June 13th, 2011 by Mark Rittman
About a year or so ago I posted an entry on this blog highlighting the new architectural features of Oracle Data Integrator 11g. At the time, I talked about the new user interface, integration with WebLogic Server and Enterprise Manager, and how the Repository Creation Utility could be used to create the master and work repositories. As well as these high-level new features though, there were a number of more detail-level features that could prove useful for developers creating data integration routines with the tool.
One such new feature is the ability to join together two or more data sets using set operators, such as UNION, INTERSECT or MINUS. To take an example, consider a situation where you have some order data sitting in a table that you want to load into a staging area, like this:
Now imagine that you had some additional orders data, but this time it was sitting in a file, containing the same columns but obviously stored separately to the table data. You could read from the two sources over two separate interfaces, or in ODI 11g you can press the Add/Remove Dataset… button, like this:
Pressing this button brings up a dialog that lets you give each dataset a name, add a new dataset reference and then select the set operator to combine them, from the list of UNION, UNION ALL, MINUS and INTERSECT.
Once you’ve added this second dataset reference, ODI adds a tab to the bottom of the Source Datastore canvas, and you can then drag and drop the file datasource into your interface, with the two sources then being combined through your chosen set operator.
Another new feature is Temporary Interfaces. If you saw my postings on the 18.104.22.168 release of the Oracle BI Applications back in 2009, you’d have seen how Oracle reproduced the maplets feature within Informatica with temporary, or “yellow” interfaces. Temporary interfaces are different from regular ODI interfaces in that they can become a data source for another interface, allowing you to encapsulate mapping functionality and re-use it across wider ETL processes. Temporary interfaces have now made their way into ODI 11g and are a handy way of breaking down a more complex mapping procedure into more manageable chunks.
To take an example, in the example above we combined a table and file source into a single interface source through a set operator, which then provided us with some order line item informaton. Now consider a situation where we want the output of this interface to be available as a data source for another interface, so that we can combine the line-level data with some order-level information such as the order date, salesperson and ship date.
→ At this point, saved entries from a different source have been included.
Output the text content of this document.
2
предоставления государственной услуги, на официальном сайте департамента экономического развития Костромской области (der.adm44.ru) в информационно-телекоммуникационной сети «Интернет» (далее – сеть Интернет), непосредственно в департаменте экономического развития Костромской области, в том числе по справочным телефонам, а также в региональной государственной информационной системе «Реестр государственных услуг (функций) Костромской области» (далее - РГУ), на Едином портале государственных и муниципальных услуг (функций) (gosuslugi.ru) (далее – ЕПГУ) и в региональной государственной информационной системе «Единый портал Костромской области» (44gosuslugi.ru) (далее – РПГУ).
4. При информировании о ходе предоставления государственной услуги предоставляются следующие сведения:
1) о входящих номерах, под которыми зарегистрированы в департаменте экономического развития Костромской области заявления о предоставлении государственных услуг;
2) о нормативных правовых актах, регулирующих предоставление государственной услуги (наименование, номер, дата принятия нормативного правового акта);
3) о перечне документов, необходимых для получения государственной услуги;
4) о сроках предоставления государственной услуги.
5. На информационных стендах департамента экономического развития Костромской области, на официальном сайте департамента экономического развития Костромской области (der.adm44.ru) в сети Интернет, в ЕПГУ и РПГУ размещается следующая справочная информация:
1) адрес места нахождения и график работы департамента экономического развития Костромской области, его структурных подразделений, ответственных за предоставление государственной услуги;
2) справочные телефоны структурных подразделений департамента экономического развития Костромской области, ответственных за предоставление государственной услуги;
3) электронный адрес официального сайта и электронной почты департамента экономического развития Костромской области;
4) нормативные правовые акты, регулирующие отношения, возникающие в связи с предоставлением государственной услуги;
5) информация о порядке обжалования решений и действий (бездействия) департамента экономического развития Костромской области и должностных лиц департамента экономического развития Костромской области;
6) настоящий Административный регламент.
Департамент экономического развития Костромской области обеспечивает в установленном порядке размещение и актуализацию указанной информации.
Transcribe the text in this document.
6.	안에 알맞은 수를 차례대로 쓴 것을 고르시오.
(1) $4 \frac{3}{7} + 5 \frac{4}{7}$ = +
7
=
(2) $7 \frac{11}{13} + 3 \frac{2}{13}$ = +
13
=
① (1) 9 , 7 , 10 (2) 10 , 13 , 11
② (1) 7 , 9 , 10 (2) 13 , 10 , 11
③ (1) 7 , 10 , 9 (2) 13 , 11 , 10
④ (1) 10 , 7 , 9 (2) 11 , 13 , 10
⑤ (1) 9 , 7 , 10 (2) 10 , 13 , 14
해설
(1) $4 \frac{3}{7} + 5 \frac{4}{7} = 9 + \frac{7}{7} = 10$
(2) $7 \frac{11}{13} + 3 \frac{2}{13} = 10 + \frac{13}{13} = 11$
To turn the original interface into a temporary interface, ensure that you don’t drag a target datastore into the interface, instead drag and drop the columns you require into the target datastore area, and in the Temporary Target Properties panel at the bottom of the screen, give the output table a name, for example ORDER_DETAILS_TEMP.
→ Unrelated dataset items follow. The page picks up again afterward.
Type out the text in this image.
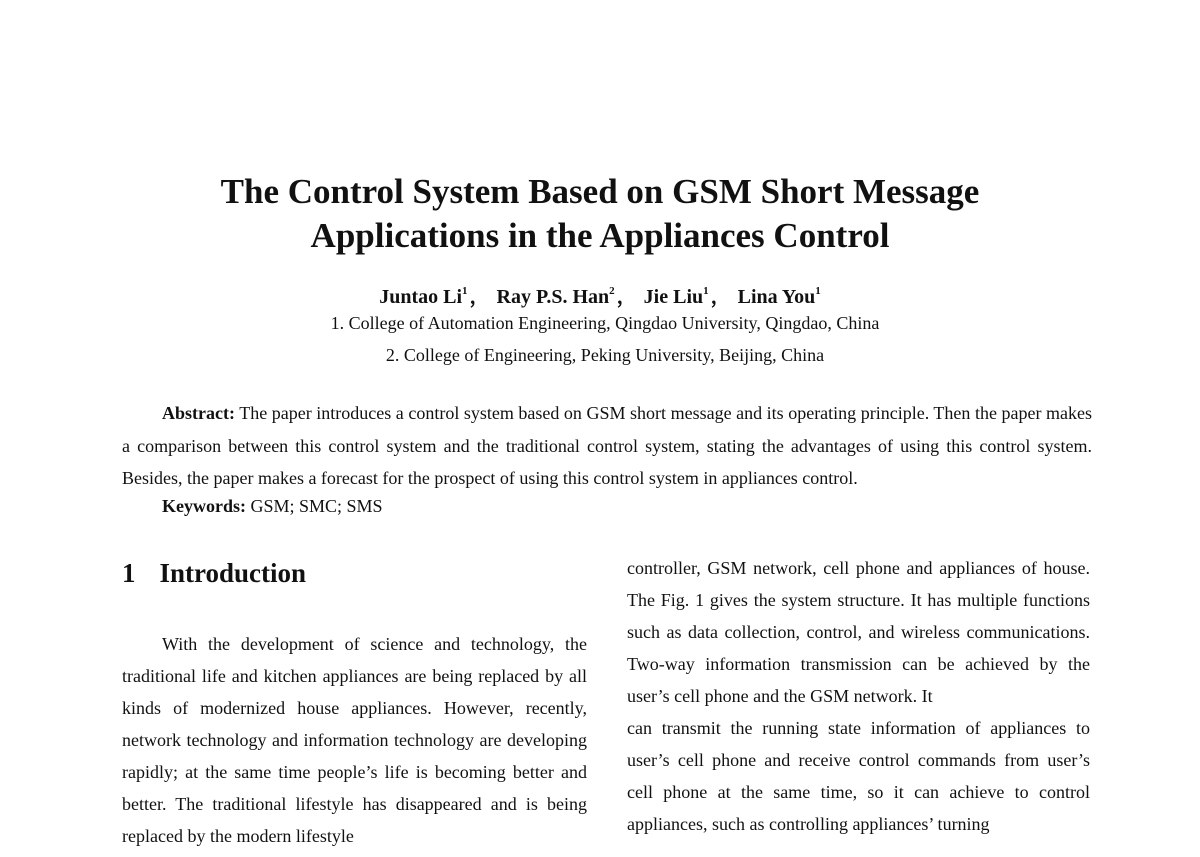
The Control System Based on GSM Short Message
Applications in the Appliances Control
Juntao Li$^1$ ， Ray P.S. Han$^2$ ， Jie Liu$^1$ ， Lina You$^1$
1. College of Automation Engineering, Qingdao University, Qingdao, China
2. College of Engineering, Peking University, Beijing, China

Abstract: The paper introduces a control system based on GSM short message and its operating principle. Then the paper makes a comparison between this control system and the traditional control system, stating the advantages of using this control system. Besides, the paper makes a forecast for the prospect of using this control system in appliances control.

Keywords: GSM; SMC; SMS
1 Introduction

With the development of science and technology, the traditional life and kitchen appliances are being replaced by all kinds of modernized house appliances. However, recently, network technology and information technology are developing rapidly; at the same time people’s life is becoming better and better. The traditional lifestyle has disappeared and is being replaced by the modern lifestyle

controller, GSM network, cell phone and appliances of house. The Fig. 1 gives the system structure. It has multiple functions such as data collection, control, and wireless communications. Two-way information transmission can be achieved by the user’s cell phone and the GSM network. It

can transmit the running state information of appliances to user’s cell phone and receive control commands from user’s cell phone at the same time, so it can achieve to control appliances, such as controlling appliances’ turning
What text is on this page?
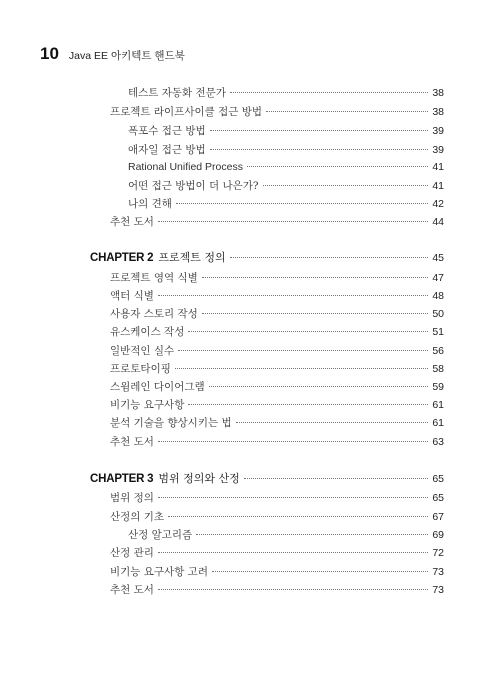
10 Java EE 아키텍트 핸드북
테스트 자동화 전문가	38
프로젝트 라이프사이클 접근 방법	38
폭포수 접근 방법	39
애자일 접근 방법	39
Rational Unified Process	41
어떤 접근 방법이 더 나은가?	41
나의 견해	42
추천 도서	44
CHAPTER 2 프로젝트 정의	45
프로젝트 영역 식별	47
액터 식별	48
사용자 스토리 작성	50
유스케이스 작성	51
일반적인 실수	56
프로토타이핑	58
스윔레인 다이어그램	59
비기능 요구사항	61
분석 기술을 향상시키는 법	61
추천 도서	63
CHAPTER 3 범위 정의와 산정	65
범위 정의	65
산정의 기초	67
산정 알고리즘	69
산정 관리	72
비기능 요구사항 고려	73
추천 도서	73
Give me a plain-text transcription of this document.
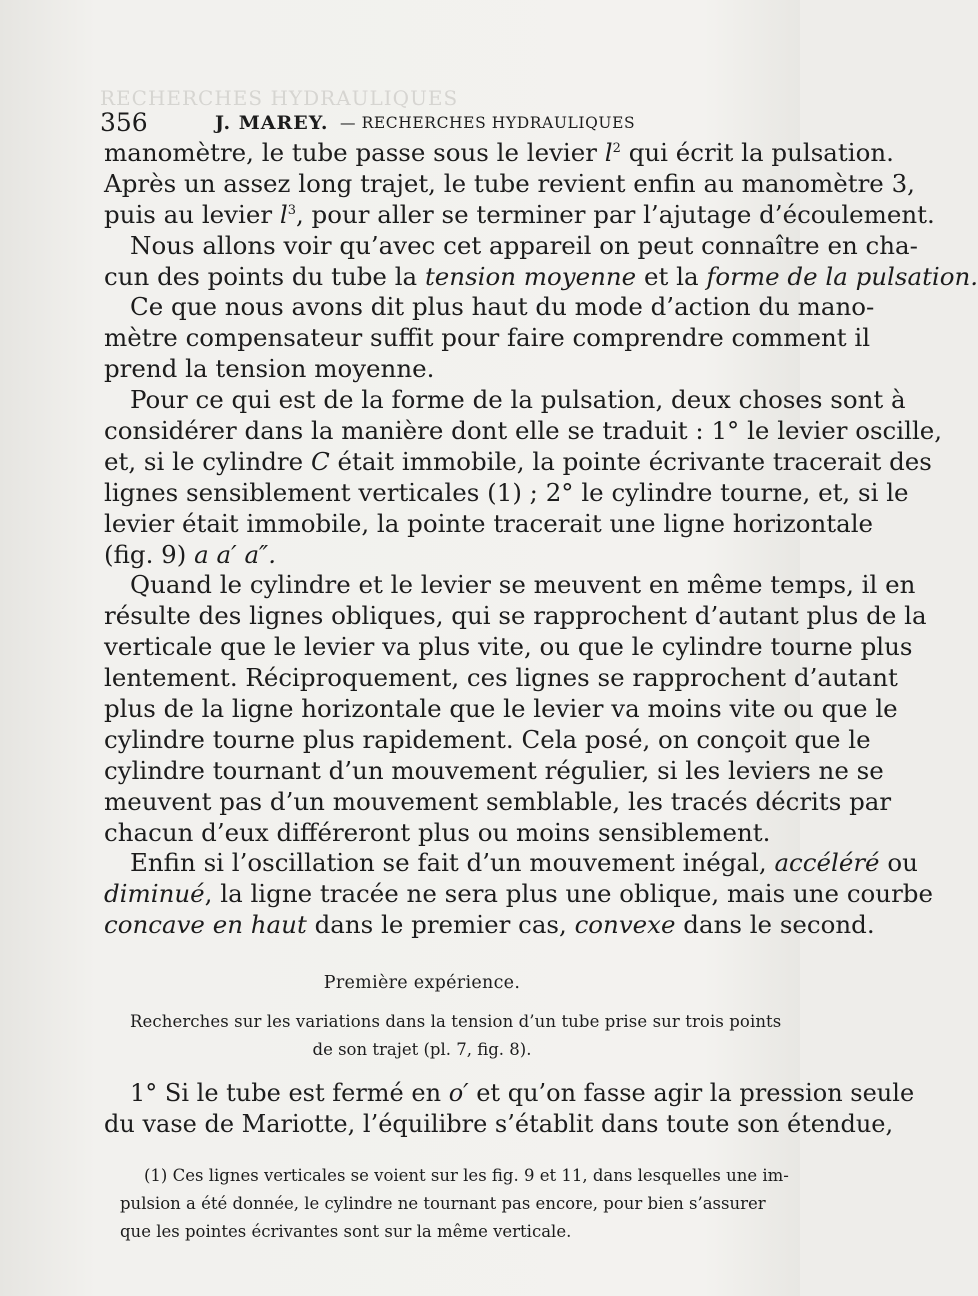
RECHERCHES HYDRAULIQUES
356	J. MAREY. — RECHERCHES HYDRAULIQUES
manomètre, le tube passe sous le levier $l^2$ qui écrit la pulsation.
Après un assez long trajet, le tube revient enfin au manomètre 3,
puis au levier $l^3$, pour aller se terminer par l’ajutage d’écoulement.
Nous allons voir qu’avec cet appareil on peut connaître en cha-
cun des points du tube la tension moyenne et la forme de la pulsation.
Ce que nous avons dit plus haut du mode d’action du mano-
mètre compensateur suffit pour faire comprendre comment il
prend la tension moyenne.
Pour ce qui est de la forme de la pulsation, deux choses sont à
considérer dans la manière dont elle se traduit : 1° le levier oscille,
et, si le cylindre C était immobile, la pointe écrivante tracerait des
lignes sensiblement verticales (1) ; 2° le cylindre tourne, et, si le
levier était immobile, la pointe tracerait une ligne horizontale
(fig. 9) a a′ a″.
Quand le cylindre et le levier se meuvent en même temps, il en
résulte des lignes obliques, qui se rapprochent d’autant plus de la
verticale que le levier va plus vite, ou que le cylindre tourne plus
lentement. Réciproquement, ces lignes se rapprochent d’autant
plus de la ligne horizontale que le levier va moins vite ou que le
cylindre tourne plus rapidement. Cela posé, on conçoit que le
cylindre tournant d’un mouvement régulier, si les leviers ne se
meuvent pas d’un mouvement semblable, les tracés décrits par
chacun d’eux différeront plus ou moins sensiblement.
Enfin si l’oscillation se fait d’un mouvement inégal, accéléré ou
diminué, la ligne tracée ne sera plus une oblique, mais une courbe
concave en haut dans le premier cas, convexe dans le second.
Première expérience.
Recherches sur les variations dans la tension d’un tube prise sur trois points
de son trajet (pl. 7, fig. 8).
1° Si le tube est fermé en o′ et qu’on fasse agir la pression seule
du vase de Mariotte, l’équilibre s’établit dans toute son étendue,
(1) Ces lignes verticales se voient sur les fig. 9 et 11, dans lesquelles une im-
pulsion a été donnée, le cylindre ne tournant pas encore, pour bien s’assurer
que les pointes écrivantes sont sur la même verticale.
Now, when the temporary interface is executed, it creates an populates in this case a table called ORDER_DETAILS_TEMP, and if you include the temporary interface in another mapping, you can join to it and read from it just like any other datastore.
The default behaviour for temporary interfaces is to persist the intermediate results (the output of the temporary interface) in a database table, which in the example above, would make sense as part of the data is coming in from a file. But in the case where the temporary interface is only working with table data, it would be nice if we could render the temporary interface as just a SELECT statement, which we could embed in the calling interface as a sub-query or sub-select.
This is actually now possible with ODI 11g, using a feature called “Derived Select for Temporary Interfaces”. To take an example, consider a situation where you are building up a complex, multi-step interface where first, you aggregate orders by customer, and then you want to add an additional column to this dataset containing the customer order rank. You could start by creating a temporary interface that aggregated orders by customer, and then create a second interface that has the first temporary interface as a data source.
Then, instead of having the first temporary interface persist its output as a temporary table, you instead navigate to the Source Properties panel in the Interface Editor, and select the Use Temporary Interface as Derived Table (Sub-Select) checkbox, like this:
The benefit of going down this route is that you’ll cut down on the disk I/O, and disk space required, by removing the need to stage the intermediate results to a temporary table. The downside is that the SQL used in the main interface is going to be more complex, might take up more memory and might be a bit trickier to debug if there’s an error. But in general, if you’re using a fairly beefy database server to do your ETL, this new feature will make sense more often than not.
So there you go – some new interface and ETL features in the initial 22.214.171.124 release of ODI 11g. But hold on – as Peter Scott mentioned, there’s just been a new 126.96.36.199 release of ODI as well, so we’ll take a look tomorrow at two new features that come with this updated version – Load Plans, and OBIEE Lineage.